Abstract

Drug analysis in biological samples and pharmaceutical products is very important for therapeutic drug monitoring (TDM), pharmacokinetic studies, and screening of illicit drugs and development of new medicines. Various biological specimens, particularly plasma, serum, and urine have been used as samples for analysis. The use of milk, tissues, faces, and breath samples for drug analysis are unusual in clinical applications. Pharmaceutical products provide various formulation types such as solids, liquids, topicals, injectables and inhalants, and various excipient actions for tablets, capsules, coatings, flavorings, colorings, buffers, suspending, and preservatives. Clean up of these samples for the analysis of target drugs are commonly performed by liquid-liquid extraction (LLE), solid-phase extraction (SPE), solid-phase microextraction (SPME) and their combination after precipitation, centrifugation and dialysis. Supercritical fluid extraction (SFE), SPE, SPME, immunoaffinity extraction (IAE), liquid-phase microextraction (LPME), and microwave-assisted extraction (MAE) have been developed as newer sample preparation techniques.

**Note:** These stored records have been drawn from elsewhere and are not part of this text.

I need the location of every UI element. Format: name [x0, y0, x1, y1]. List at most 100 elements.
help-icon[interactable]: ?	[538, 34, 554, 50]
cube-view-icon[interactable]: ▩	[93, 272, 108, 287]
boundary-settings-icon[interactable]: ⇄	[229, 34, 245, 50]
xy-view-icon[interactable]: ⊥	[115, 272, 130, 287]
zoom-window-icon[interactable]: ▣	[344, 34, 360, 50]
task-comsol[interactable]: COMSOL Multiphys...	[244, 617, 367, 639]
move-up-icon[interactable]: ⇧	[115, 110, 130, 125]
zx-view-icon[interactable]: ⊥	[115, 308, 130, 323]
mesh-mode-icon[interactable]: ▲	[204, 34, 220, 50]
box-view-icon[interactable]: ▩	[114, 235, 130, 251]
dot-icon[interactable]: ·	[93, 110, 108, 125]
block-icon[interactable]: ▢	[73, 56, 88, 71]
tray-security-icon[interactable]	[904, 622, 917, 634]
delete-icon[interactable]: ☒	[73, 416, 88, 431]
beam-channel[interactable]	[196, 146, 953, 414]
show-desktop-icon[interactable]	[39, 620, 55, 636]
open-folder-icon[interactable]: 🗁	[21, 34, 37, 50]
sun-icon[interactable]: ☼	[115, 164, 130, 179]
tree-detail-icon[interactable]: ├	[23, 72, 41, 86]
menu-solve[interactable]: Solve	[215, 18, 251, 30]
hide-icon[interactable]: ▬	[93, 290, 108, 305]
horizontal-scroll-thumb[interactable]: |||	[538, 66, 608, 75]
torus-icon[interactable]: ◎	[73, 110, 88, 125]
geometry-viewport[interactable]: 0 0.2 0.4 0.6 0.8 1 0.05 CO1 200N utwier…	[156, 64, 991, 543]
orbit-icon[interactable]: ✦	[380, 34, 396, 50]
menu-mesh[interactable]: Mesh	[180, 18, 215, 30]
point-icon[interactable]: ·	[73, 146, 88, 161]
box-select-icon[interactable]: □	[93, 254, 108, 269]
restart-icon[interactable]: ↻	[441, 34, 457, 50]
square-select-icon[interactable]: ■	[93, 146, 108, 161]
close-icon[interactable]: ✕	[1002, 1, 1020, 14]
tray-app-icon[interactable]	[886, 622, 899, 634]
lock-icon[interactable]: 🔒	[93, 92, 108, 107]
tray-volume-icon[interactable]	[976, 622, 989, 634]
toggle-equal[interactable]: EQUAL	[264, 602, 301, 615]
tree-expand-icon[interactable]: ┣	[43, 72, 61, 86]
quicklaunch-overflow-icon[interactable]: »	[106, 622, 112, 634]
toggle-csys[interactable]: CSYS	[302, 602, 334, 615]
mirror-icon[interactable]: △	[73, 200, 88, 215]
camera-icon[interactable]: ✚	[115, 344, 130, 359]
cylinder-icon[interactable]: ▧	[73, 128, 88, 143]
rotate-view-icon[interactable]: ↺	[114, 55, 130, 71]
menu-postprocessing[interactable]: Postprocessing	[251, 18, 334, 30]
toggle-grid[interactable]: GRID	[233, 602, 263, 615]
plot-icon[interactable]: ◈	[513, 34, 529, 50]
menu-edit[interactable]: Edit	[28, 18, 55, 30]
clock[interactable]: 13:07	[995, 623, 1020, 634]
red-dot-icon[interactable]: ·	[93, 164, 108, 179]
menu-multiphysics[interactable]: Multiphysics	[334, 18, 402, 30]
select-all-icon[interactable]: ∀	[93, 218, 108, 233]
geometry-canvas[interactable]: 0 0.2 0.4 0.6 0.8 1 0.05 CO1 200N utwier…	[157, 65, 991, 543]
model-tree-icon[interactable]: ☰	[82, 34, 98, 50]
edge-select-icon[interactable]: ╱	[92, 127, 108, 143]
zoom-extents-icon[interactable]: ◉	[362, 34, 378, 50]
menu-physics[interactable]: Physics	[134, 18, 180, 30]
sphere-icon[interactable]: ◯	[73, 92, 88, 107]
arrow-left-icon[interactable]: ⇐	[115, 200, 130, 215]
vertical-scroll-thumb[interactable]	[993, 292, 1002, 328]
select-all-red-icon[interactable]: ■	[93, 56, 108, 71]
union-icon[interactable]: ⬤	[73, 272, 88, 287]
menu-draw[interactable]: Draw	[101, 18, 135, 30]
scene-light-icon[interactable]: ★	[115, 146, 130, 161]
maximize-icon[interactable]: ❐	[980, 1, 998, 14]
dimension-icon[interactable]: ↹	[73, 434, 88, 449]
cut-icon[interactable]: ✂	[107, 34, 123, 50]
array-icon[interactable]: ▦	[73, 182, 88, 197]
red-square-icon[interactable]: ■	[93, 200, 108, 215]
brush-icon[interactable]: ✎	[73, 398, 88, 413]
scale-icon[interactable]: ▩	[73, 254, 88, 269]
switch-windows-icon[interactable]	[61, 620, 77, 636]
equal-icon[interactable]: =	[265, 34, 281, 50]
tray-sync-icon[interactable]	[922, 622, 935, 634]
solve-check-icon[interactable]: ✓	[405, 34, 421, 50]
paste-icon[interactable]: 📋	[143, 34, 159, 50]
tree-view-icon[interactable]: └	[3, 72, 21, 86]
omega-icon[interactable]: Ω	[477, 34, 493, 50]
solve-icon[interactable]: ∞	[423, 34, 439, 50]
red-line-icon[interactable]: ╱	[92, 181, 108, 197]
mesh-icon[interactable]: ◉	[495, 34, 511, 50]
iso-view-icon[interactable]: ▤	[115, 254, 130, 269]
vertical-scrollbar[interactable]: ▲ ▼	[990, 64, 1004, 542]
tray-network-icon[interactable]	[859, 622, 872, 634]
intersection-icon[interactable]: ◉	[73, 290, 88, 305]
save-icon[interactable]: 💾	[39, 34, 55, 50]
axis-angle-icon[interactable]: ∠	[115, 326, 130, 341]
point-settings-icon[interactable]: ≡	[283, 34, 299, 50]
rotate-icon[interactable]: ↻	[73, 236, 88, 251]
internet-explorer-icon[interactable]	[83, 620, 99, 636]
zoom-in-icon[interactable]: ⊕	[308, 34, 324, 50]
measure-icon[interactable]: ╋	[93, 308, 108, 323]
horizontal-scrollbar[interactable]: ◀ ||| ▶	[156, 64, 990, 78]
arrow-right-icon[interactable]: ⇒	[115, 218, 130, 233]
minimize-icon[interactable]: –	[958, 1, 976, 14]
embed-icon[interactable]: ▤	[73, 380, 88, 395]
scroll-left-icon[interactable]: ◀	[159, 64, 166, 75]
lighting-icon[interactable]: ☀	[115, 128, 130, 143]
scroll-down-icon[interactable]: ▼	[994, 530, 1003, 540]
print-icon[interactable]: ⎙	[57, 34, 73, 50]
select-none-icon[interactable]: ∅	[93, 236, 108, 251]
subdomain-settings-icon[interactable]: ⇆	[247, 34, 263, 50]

Among these techniques, SPE is the most popular sample preparation technique for drug analysis. SPME is becoming an attractive alternative to SPE and LLE for some applications. SPME is a solvent-free and concentrating extraction technique and applied for the analysis of drugs and metabolites in biological fluids. The most striking attribute of SPME is its low total recovery as reported for many methods.